I started building an app a few months ago. It’s called Crazy. Crazy helps you get knowledge out of your head and into a place where you can actually start to work with it. It’s an ideal tool for anyone who needs to tame large amounts of unstructured information — authors, researchers, journalists, engineers, designers, students, or teachers. But it’s so fast and minimal that you‘d be happy using it just to take notes.
Inspirations
Here are a few people who had really smart things to say about organizing knowledge. Their wisdom (and many others) pushed me over the line to actually start working on this thing.
Robert Pirsig, known for writing Zen and the Art of Motorcycle Maintenance:
“When information is organized in small chunks that can be accessed and sequenced at random it becomes much more valuable than when you have to take it in serial form.” — Robert Pirsig from Lila: An Inquiry Into Morals
Computer pioneer Vannevar Bush, whose hypothetical assisted-thinking machine The Memex went on to inspire the hyperlink and the World Wide Web:
“When data of any sort are placed in storage, they are filed alphabetically or numerically, and information is found (when it is) by tracing it down from subclass to subclass. It can be in only one place, unless duplicates are used; one has to have rules as to which path will locate it, and the rules are cumbersome. Having found one item, moreover, one has to emerge from the system and re-enter on a new path.
The human mind does not work that way. It operates by association. With one item in its grasp, it snaps instantly to the next that is suggested by the association of thoughts, in accordance with some intricate web of trails carried by the cells of the brain. It has other characteristics, of course; trails that are not frequently followed are prone to fade, items are not fully permanent, memory is transitory. Yet the speed of action, the intricacy of trails, the detail of mental pictures, is awe-inspiring beyond all else in nature.”
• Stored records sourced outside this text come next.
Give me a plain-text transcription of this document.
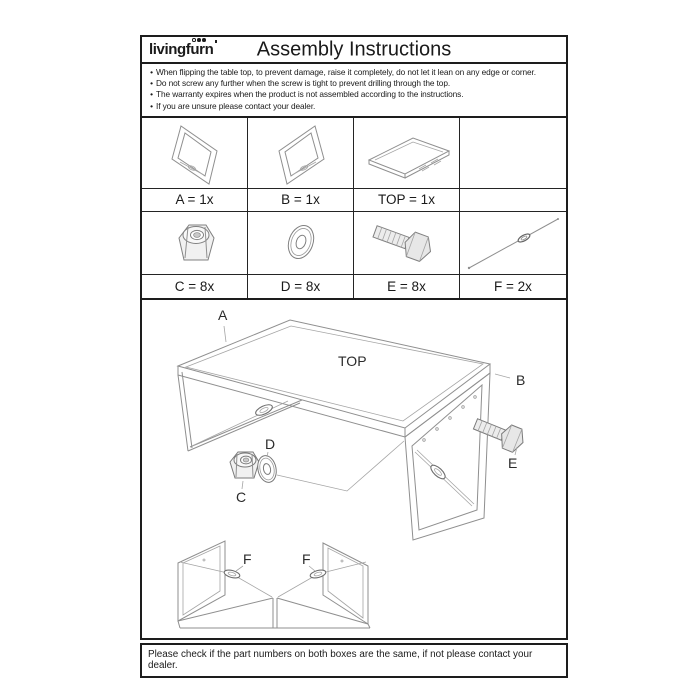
livingfurn Assembly Instructions
• When flipping the table top, to prevent damage, raise it completely, do not let it lean on any edge or corner.
• Do not screw any further when the screw is tight to prevent drilling through the top.
• The warranty expires when the product is not assembled according to the instructions.
• If you are unsure please contact your dealer.
A = 1x	B = 1x	TOP = 1x
C = 8x	D = 8x	E = 8x	F = 2x
A
TOP
B
C
D
E
F	F
Please check if the part numbers on both boxes are the same, if not please contact your dealer.
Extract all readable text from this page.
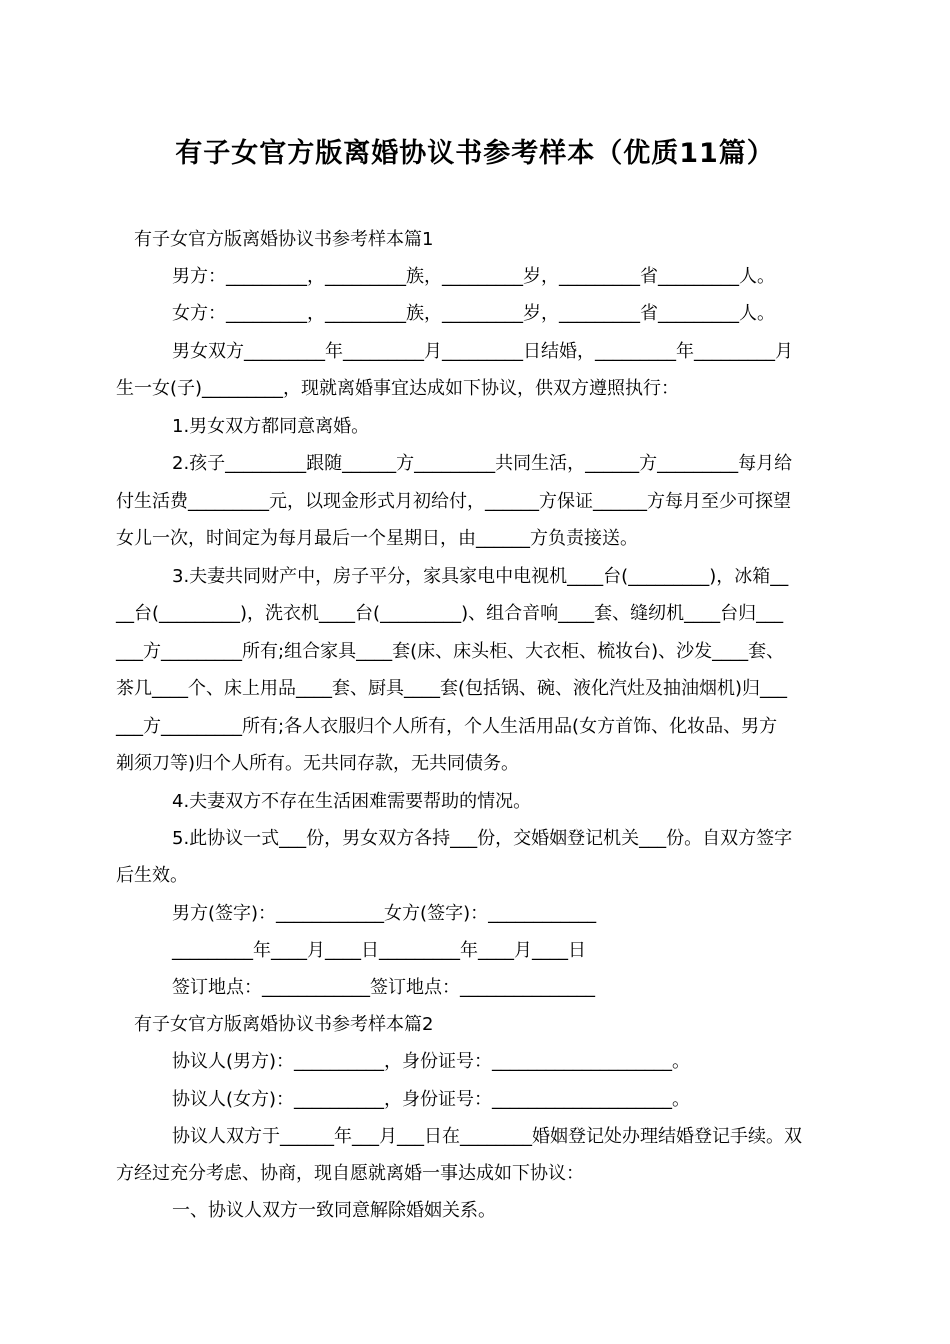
有子女官方版离婚协议书参考样本（优质11篇）
有子女官方版离婚协议书参考样本篇1
男方：_________，_________族，_________岁，_________省_________人。
女方：_________，_________族，_________岁，_________省_________人。
男女双方_________年_________月_________日结婚，_________年_________月
生一女(子)_________，现就离婚事宜达成如下协议，供双方遵照执行：
1.男女双方都同意离婚。
2.孩子_________跟随______方_________共同生活，______方_________每月给
付生活费_________元，以现金形式月初给付，______方保证______方每月至少可探望
女儿一次，时间定为每月最后一个星期日，由______方负责接送。
3.夫妻共同财产中，房子平分，家具家电中电视机____台(_________)，冰箱__
__台(_________)，洗衣机____台(_________)、组合音响____套、缝纫机____台归___
___方_________所有;组合家具____套(床、床头柜、大衣柜、梳妆台)、沙发____套、
茶几____个、床上用品____套、厨具____套(包括锅、碗、液化汽灶及抽油烟机)归___
___方_________所有;各人衣服归个人所有，个人生活用品(女方首饰、化妆品、男方
剃须刀等)归个人所有。无共同存款，无共同债务。
4.夫妻双方不存在生活困难需要帮助的情况。
5.此协议一式___份，男女双方各持___份，交婚姻登记机关___份。自双方签字
后生效。
男方(签字)：____________女方(签字)：____________
_________年____月____日_________年____月____日
签订地点：____________签订地点：_______________
有子女官方版离婚协议书参考样本篇2
协议人(男方)：__________，身份证号：____________________。
协议人(女方)：__________，身份证号：____________________。
协议人双方于______年___月___日在________婚姻登记处办理结婚登记手续。双
方经过充分考虑、协商，现自愿就离婚一事达成如下协议：
一、协议人双方一致同意解除婚姻关系。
— Vannevar Bush, As We May Think, 1945
Here’s a rendering of the Memex from LIFE Magazine, 1945.
Preview
Crazy helped me write this post by pulling together information I’d been collecting over the past few days. Here’s a screenshot of the interface:
On the left side is a series of fragments (called ideas in Crazy’s parlance). Only ideas that contain the text “crazy intro” are shown in the list thanks to filtering done by the search box. (The project Research — Information may contain many more ideas what is shown.) The currently active idea is Sherlock Holmes’ Index which occupies the large center area of the screen. Rich text editing is done with a floating toolbar, just like here on Medium. On the right side are details about the idea like when it was updated, how many words it is, and if it can be accessed via a shareable link or not.
The interface is very basic right now because most of the development has focused on internals and features that you can’t see but I assure you are very important :) Like working offline and sync’ing reliably when you come back online. And multi-user collaboration without the risk of overwriting data. And for staying fast and reliable even if you’ve added thousands of ideas. One way to think about Crazy is that it’s a text-editing tool built by a person who is used to working with highly structured computer code. Features like sync, versioning, multi-author collaboration and scalable performance are essential.
But one feature is more important than all of those combined: it should make you feel good about writing. It should invite you into a conversation with knowledge warmly and without friction every time. It should get out of your way and allow you to define your own creative process. It should feel personal and intimate. My mental model is personalized electronic stationary with superpowers.